Historically, similar cards have been used to help patients and physicians keep track of vaccination schedules, although these have largely been replaced by electronic records.
“It’s not a cheap idea to give adults who have been vaccinated,” said LJ Tan, strategic leader of the Immunization Action Coalition, a nonprofit vaccination advocacy group.
Two vaccine candidates are being reviewed by the Food and Drug Administration, Pfizer and Moderna. The Pfizer vaccine requires a second dose 21 days after the first, and the Moderna vaccine requires a second dose 28 days after the first. Since Pfizer and Moderna recordings are not interchangeable, people need to make sure that the two recordings are from the same company.
It is not clear whether vaccination cards are only for those who receive Pfizer and Moderna shots.
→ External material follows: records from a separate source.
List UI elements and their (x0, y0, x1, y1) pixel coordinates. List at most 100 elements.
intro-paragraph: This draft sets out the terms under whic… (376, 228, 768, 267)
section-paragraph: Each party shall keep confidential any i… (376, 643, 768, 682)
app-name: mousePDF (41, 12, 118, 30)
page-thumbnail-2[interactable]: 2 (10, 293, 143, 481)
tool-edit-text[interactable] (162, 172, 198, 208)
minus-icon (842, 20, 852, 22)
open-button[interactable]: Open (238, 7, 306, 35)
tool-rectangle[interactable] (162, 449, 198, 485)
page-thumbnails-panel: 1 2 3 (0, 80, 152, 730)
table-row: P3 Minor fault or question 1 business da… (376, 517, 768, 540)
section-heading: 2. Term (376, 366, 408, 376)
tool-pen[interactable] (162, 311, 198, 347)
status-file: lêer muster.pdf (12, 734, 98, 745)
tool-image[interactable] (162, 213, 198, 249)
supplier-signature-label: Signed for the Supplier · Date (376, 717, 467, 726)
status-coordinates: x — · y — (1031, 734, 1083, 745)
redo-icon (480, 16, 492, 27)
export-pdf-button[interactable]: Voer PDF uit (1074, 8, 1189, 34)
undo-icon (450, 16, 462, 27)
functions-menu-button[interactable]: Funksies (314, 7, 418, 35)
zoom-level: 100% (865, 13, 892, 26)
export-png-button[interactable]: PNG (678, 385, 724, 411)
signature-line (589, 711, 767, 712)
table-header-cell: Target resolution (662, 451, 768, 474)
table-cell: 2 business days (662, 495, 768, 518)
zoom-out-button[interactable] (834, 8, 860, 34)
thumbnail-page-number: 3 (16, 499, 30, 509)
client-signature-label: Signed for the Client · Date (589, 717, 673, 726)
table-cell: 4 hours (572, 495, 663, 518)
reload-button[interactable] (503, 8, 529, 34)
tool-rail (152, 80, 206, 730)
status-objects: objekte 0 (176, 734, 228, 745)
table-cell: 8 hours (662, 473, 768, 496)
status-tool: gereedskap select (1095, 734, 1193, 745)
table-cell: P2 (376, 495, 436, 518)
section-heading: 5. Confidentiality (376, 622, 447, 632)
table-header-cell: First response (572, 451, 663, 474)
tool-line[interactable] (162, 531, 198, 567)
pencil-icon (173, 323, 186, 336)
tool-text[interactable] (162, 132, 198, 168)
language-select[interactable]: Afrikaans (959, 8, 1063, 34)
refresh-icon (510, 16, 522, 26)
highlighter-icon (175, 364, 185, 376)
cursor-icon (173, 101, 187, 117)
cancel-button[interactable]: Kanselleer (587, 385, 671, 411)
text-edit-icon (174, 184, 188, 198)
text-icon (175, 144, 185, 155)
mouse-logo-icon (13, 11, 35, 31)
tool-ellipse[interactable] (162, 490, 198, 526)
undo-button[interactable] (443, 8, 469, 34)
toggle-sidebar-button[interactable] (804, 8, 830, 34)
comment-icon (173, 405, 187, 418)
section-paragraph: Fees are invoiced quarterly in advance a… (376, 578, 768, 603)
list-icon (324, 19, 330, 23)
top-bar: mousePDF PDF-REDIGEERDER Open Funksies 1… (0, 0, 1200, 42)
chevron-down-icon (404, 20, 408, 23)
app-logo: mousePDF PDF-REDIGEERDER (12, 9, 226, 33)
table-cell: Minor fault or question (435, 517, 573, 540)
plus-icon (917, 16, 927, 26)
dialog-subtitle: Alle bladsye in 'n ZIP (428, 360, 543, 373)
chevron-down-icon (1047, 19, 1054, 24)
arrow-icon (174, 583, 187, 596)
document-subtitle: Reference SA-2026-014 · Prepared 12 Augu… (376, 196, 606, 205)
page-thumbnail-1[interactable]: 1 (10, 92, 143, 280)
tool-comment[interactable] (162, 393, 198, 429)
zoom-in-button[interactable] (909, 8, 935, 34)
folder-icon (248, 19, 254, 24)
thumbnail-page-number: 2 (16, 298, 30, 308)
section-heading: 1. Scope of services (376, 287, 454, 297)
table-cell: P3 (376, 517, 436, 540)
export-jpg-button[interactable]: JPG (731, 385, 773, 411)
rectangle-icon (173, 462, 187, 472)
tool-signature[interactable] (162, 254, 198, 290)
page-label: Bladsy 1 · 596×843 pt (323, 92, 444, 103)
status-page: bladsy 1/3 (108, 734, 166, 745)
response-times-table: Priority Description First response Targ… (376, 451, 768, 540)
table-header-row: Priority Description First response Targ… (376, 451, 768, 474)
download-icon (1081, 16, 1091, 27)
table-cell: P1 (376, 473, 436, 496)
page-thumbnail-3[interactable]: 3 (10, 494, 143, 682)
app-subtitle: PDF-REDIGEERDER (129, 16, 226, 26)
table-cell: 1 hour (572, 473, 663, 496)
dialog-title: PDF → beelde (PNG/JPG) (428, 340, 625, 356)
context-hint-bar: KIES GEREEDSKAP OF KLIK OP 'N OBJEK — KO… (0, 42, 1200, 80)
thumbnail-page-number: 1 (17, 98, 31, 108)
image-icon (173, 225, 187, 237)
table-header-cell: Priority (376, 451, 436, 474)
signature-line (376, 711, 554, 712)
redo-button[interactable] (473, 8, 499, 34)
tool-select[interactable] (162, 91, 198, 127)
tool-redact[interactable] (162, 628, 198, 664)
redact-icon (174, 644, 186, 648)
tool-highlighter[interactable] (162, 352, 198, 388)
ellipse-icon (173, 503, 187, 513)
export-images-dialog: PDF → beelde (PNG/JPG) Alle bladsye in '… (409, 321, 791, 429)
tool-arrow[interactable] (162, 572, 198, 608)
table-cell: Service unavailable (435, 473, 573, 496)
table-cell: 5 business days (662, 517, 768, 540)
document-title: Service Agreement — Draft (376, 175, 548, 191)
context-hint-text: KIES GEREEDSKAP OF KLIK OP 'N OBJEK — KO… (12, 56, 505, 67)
Another vaccine candidate, Johnson & Johnson, which is expected to submit preliminary data on its Phase 3 trials in January, is likely to need one dose versus two.
No vaccine passport
These vaccine cards are not designed to be used as a vaccine passport for access to bars, restaurants or airports.
“These are just to give the person something to remind themselves of what kind of vaccine they have received, which they can give to the provider when they return to receive the second dose,” Tan said.
Concerns have been raised about two-shot vaccinations and whether people will miss the second dose or do the wrong job, but Dr. Jason Hove, a family doctor at UCLA Health, says it’s about motivation.
“People will be motivated, it will be in their heads,” he said. “Given the fact that we’re in a pandemic and its severity, I don’t know how much we really need to remind people of the second dose.”